Die Anfänge der Seidenraupenzucht und damit der Erzeugung von Seidengewebe lagen in der Indus-Zivilisation, die man in die Zeit von etwa 2.800 bis 1.800 v. Chr. datiert. Diese Kenntnisse über die frühe Verwendung von Seidenfasern im heutigen Indien und Pakistan resultieren aus archäologischen Funden. Danach diente in der Indus-Kultur ein Seidenspinner der Gattung Antheraea der Seidenproduktion. Da es sich dabei um keine Züchtung eines speziellen Schmetterlings handelt, spricht man beim Produkt von wilder Seide.

Das sah in China anders aus, wo in zahlreichen Legenden die Entwicklung der Seidenraupenzucht mit dem jeweiligen Kaiserhaus in Verbindung gebracht wurde. Die chinesische Seide stammt ausschließlich von dem domestizierten Seidenspinner ((Bombyx mori). Nach einer Legende soll etwa um 3.000 v. Chr. der Kaiser Fu Xi in seiner Rolle als Kulturbringer als erster auf den Gedanken gekommen ein, Seidenraupen zur Herstellung von Gewändern zu nutzen. Damit nicht genug, schreiben die Chinesen diesem Kaiser auch die Erfindung eines mit Seidenfäden bespannten Saiteninstrumentes zu.
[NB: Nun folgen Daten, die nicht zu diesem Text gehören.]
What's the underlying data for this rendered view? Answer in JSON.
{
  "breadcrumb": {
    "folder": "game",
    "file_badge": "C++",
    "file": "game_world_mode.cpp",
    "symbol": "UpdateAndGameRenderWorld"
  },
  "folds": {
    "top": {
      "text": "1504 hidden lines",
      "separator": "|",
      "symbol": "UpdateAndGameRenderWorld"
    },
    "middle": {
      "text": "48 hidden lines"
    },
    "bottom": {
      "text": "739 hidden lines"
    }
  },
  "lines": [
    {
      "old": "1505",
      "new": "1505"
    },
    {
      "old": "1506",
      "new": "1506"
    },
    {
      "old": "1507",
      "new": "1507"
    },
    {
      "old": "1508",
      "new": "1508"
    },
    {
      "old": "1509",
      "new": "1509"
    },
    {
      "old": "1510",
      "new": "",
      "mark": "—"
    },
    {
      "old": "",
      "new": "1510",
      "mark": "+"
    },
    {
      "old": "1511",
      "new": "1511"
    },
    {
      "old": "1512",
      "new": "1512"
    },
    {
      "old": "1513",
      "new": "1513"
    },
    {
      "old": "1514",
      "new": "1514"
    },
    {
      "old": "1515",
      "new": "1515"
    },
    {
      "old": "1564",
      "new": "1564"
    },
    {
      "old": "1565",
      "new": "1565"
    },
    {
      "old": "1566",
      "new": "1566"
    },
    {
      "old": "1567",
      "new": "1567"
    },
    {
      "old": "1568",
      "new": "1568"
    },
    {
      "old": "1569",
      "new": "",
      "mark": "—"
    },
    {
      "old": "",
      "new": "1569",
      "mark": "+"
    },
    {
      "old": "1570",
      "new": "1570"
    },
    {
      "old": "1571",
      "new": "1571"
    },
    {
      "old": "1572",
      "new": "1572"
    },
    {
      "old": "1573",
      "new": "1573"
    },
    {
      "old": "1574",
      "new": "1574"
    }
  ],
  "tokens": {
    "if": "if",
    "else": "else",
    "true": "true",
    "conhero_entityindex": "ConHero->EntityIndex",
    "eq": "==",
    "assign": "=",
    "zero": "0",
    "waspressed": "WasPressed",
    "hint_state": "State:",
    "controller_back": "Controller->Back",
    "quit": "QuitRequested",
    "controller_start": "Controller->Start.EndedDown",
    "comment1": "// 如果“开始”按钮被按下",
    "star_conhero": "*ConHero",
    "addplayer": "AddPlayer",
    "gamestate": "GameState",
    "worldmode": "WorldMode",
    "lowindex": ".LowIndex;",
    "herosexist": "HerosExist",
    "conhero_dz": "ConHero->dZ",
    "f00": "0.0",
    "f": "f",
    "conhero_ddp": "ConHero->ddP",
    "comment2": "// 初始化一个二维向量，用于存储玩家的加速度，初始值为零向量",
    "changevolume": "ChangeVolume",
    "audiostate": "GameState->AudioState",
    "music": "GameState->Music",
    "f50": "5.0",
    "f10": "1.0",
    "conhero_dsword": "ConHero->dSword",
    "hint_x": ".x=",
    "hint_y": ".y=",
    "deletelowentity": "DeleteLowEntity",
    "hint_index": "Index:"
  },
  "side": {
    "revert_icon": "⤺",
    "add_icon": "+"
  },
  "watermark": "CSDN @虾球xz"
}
Von Shennong, dem Gott des Ackerbaus, soll der vergöttlichte Kaiser dabei unterstützt worden sein, indem er das Volk lehrte, weiße Maulbeerbäume anzubauen, um Seide zu gewinnen. 


Schließlich gab es mit Xiling, der Gattin des Gelben Kaisers Huáng Di noch weitere himmlisch Hilfe. Sie hat angeblich im 3. Jahrtausend v. Chr. dem Volk die Nutzung von Kokons und Seide zur Herstellung von Kleidungsstücken beigebracht.

Die Chinesen haben so in der Seidenraupenzucht und Seidenherstellung ein himmlisches Geschenk an die Menschheit gesehen, das man mit dem der Olive vergleichen kann, wie es die Göttin Athene den Bewohnern Athens gemacht haben soll.


Die Verteilung der göttlichen Faser: Der Seidenhandel


Die Chinesen erkannten rasch, welches wirtschaftliche Potenzial in der Seide steckt und welcher Gewinn sich machen lässt, wenn man ihren Besitz monopolisiert. Daher haben sie den Verkauf oder Schmuggel der Eier der Seidenraupe bei Todesstrafe verboten. Da der Weg vom Ei der Raupe bis zum Seidenfaden recht weit ist und die Zucht viel Erfahrung erfordert, galt die Androhung der Todesstrafe auch für das Know-how der Seidenspinnerzucht.

Auf der anderen Seite förderte man den Seidenhandel, indem ein System von Verkehrswegen geschaffen und gesichert wurde. Aus diesem Netz von Verkehrswegen zwischen dem Monopolanbieter China und einer Reihe von Nachfragern nach dem begehrten Bekleidungsstoff entstand ein System von Handelsstraßen zwischen dem Reich der Mitte und einigen wichtigem Metropolen in Mittelasien und in Südosteuropa.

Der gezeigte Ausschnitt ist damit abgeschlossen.